12/05/2010

Mandelmann et la villa du Corbu de Corseaux

Si par ses travaux d’artiste ou ses engagements dans le tiers-monde, Erling Mandelmann est un des plus humanistes de nos photographes romands vivants, ce Danois au visage diaphane et doux est celui qui perpétue le plus souvent la mémoire culturelle récente de sa terre d’adoption.
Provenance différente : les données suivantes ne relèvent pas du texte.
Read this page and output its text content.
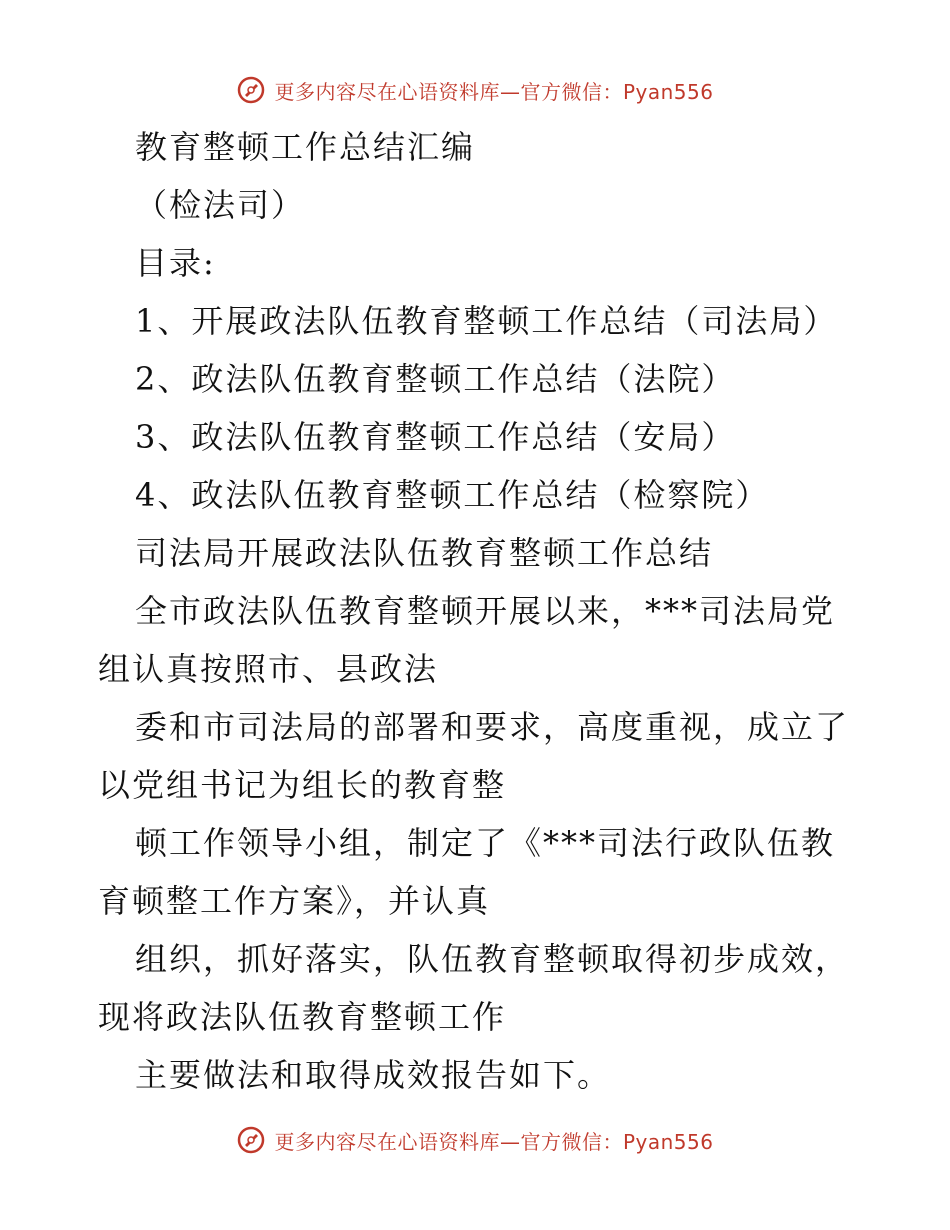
更多内容尽在心语资料库—官方微信：Pyan556

教育整顿工作总结汇编

（检法司）

目录:

1、开展政法队伍教育整顿工作总结（司法局）

2、政法队伍教育整顿工作总结（法院）

3、政法队伍教育整顿工作总结（安局）

4、政法队伍教育整顿工作总结（检察院）

司法局开展政法队伍教育整顿工作总结

全市政法队伍教育整顿开展以来，***司法局党

组认真按照市、县政法

委和市司法局的部署和要求，高度重视，成立了

以党组书记为组长的教育整

顿工作领导小组，制定了《***司法行政队伍教

育顿整工作方案》，并认真

组织，抓好落实，队伍教育整顿取得初步成效，

现将政法队伍教育整顿工作

主要做法和取得成效报告如下。

更多内容尽在心语资料库—官方微信：Pyan556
Jusqu’en septembre, la fameuse villa Le Lac, à Corseaux, expose des photos qu’il y avait réalisées en 1964. *

Quarante ans auparavant, Le Corbusier achevait à peine de la construire pour y loger ses parents que des édiles de la région furent scandalisés par ses formes audacieuses: avec son toit-jardin, sa fenêtre en bande et un plan libre, elle inaugurait en effet l’architecture moderne en Suisse, puis dans le reste de l’humanité.
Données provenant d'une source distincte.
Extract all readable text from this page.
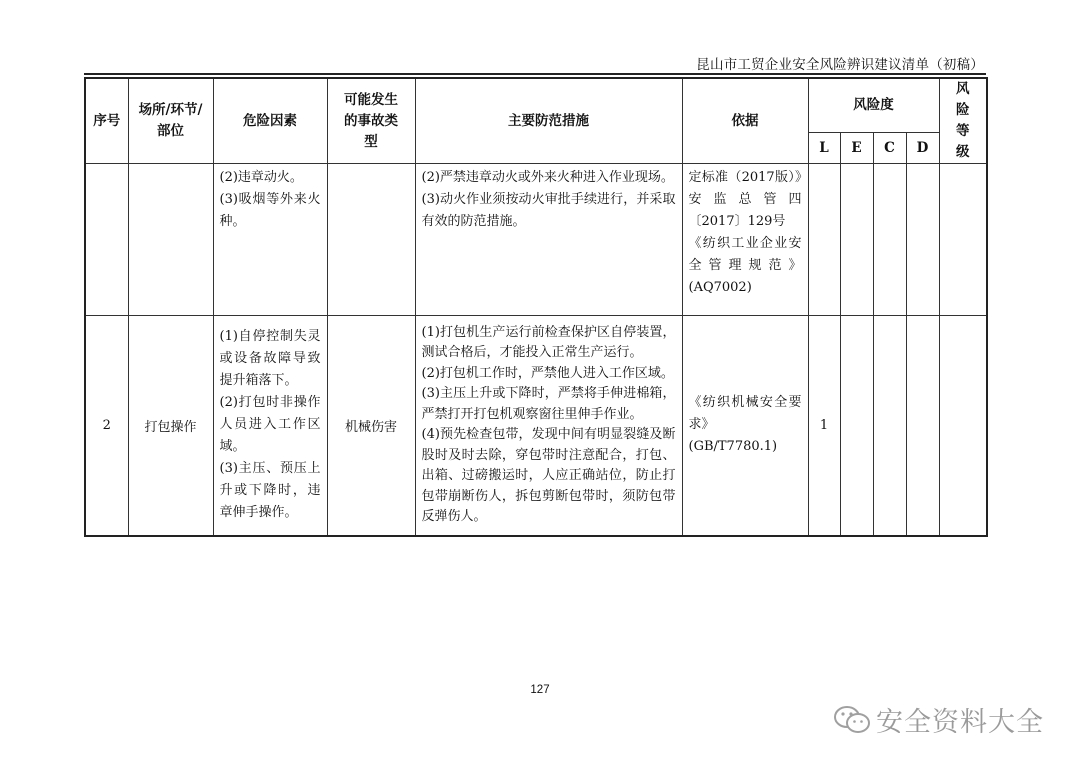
昆山市工贸企业安全风险辨识建议清单（初稿）
序号	场所/环节/部位	危险因素	可能发生的事故类型	主要防范措施	依据	风险度				风险等级
						L	E	C	D	

		(2)违章动火。
(3)吸烟等外来火种。		(2)严禁违章动火或外来火种进入作业现场。
(3)动火作业须按动火审批手续进行，并采取有效的防范措施。	定标准（2017版）》安监总管四〔2017〕129号
《纺织工业企业安全管理规范》(AQ7002)					

2	打包操作	(1)自停控制失灵或设备故障导致提升箱落下。
(2)打包时非操作人员进入工作区域。
(3)主压、预压上升或下降时，违章伸手操作。	机械伤害	(1)打包机生产运行前检查保护区自停装置，测试合格后，才能投入正常生产运行。
(2)打包机工作时，严禁他人进入工作区域。
(3)主压上升或下降时，严禁将手伸进棉箱，严禁打开打包机观察窗往里伸手作业。
(4)预先检查包带，发现中间有明显裂缝及断股时及时去除，穿包带时注意配合，打包、出箱、过磅搬运时，人应正确站位，防止打包带崩断伤人，拆包剪断包带时，须防包带反弹伤人。	《纺织机械安全要求》
(GB/T7780.1)	1				
127
安全资料大全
Ce fut sa posture inhabituelle en bordure du Léman qui tracassa le plus ces conseillers généraux insurgés. Ils la jugèrent effrontée, et l’accusèrent de «crime lèse-nature».

A présent, les successeurs de ces tristes béotiens d’antan insistent qu’elle pour qu’elle ait la meilleure place dans les dépliants touristiques de la Riviera vaudoise. En fait, elle attire surtout des visiteurs avisés qui ont fait des pèlerinages corbusiens à Ronchamp, à Chandigarh et jusqu’à Tokyo.
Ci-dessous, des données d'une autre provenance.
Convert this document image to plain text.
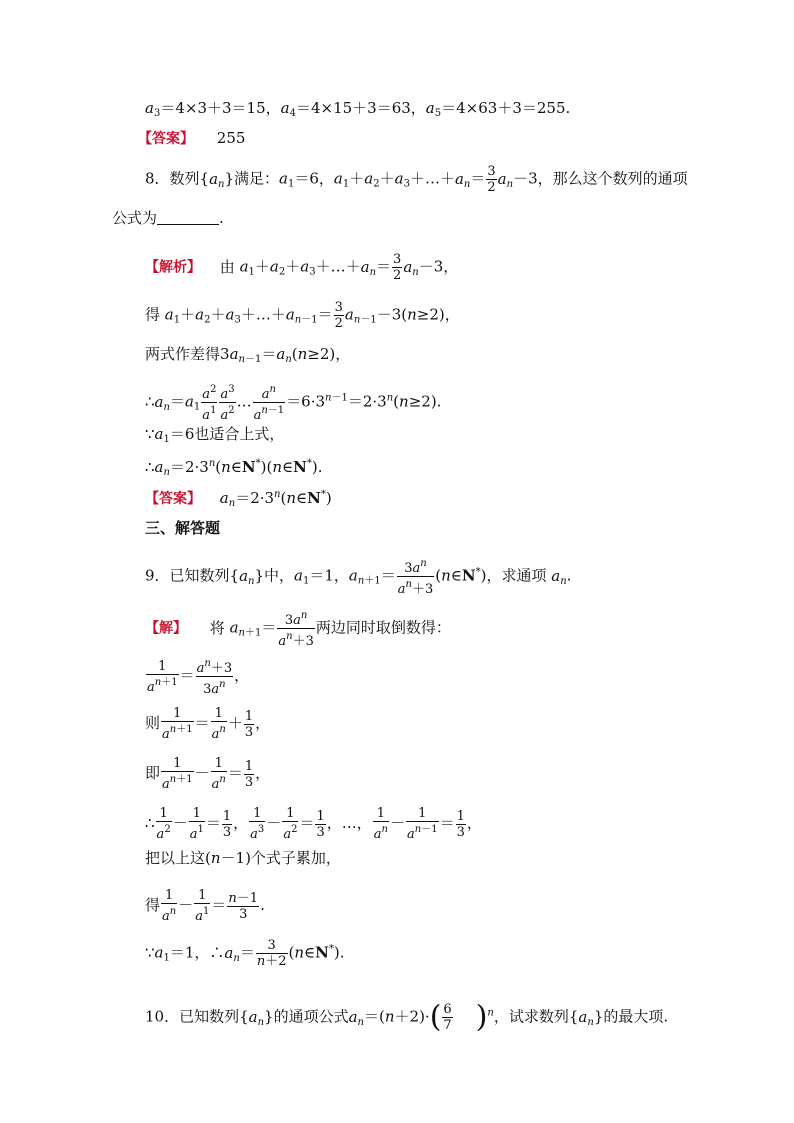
$a_3=4\times 3+3=15$，$a_4=4\times 15+3=63$，$a_5=4\times 63+3=255$.
【答案】 255
8．数列$\{a_n\}$满足：$a_1=6$，$a_1+a_2+a_3+\dots+a_n= \frac{3}{2} a_n-3$，那么这个数列的通项
公式为	.
【解析】 由 $a_1+a_2+a_3+\dots+a_n= \frac{3}{2} a_n-3$，
得 $a_1+a_2+a_3+\dots+a_{n-1}= \frac{3}{2} a_{n-1}-3(n\ge 2)$，
两式作差得$3a_{n-1}=a_n(n\ge 2)$，
$\therefore a_n=a_1 \frac{a^2}{a^1} \frac{a^3}{a^2}$ … $\frac{a^n}{a^{n-1}} =6\cdot 3^{n-1}=2\cdot 3^n(n\ge 2)$.
$\because a_1=6$也适合上式，
$\therefore a_n=2\cdot 3^n(n\in N^*)(n\in N^*)$.
【答案】 $a_n=2\cdot 3^n(n\in N^*)$
三、解答题
9．已知数列$\{a_n\}$中，$a_1=1$，$a_{n+1}= \frac{3a^n}{a^n+3}$ (n∈N*)，求通项 $a_n$.
【解】 将 $a_{n+1}= \frac{3a^n}{a^n+3}$ 两边同时取倒数得：
$\frac{1}{a^{n+1}} = \frac{a^n+3}{3a^n}$ ，
则 $\frac{1}{a^{n+1}} = \frac{1}{a^n} + \frac{1}{3}$ ，
即 $\frac{1}{a^{n+1}} - \frac{1}{a^n} = \frac{1}{3}$ ，
∴ $\frac{1}{a^2} - \frac{1}{a^1} = \frac{1}{3}$ ， $\frac{1}{a^3} - \frac{1}{a^2} = \frac{1}{3}$ ，…， $\frac{1}{a^n} - \frac{1}{a^{n-1}} = \frac{1}{3}$ ，
把以上这(n－1)个式子累加，
得 $\frac{1}{a^n} - \frac{1}{a^1} = \frac{n-1}{3}$ .
$\because a_1=1$，$\therefore a_n= \frac{3}{n+2}$ (n∈N*).
10．已知数列$\{a_n\}$的通项公式$a_n=(n+2)\cdot( \frac{6}{7} )^n$，试求数列$\{a_n\}$的最大项.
Le bâtisseur déjà visionnaire de cette maisonnette, avait eu la vision toute aussi vaste, de la réduire… Economisant le plus possible toute surélévation, pour éviter que la tête de ses parents n’effleure la traverse des portes, ce fut pour lui une prémisse de l’urbanisme à l’échelle humaine proprement dite.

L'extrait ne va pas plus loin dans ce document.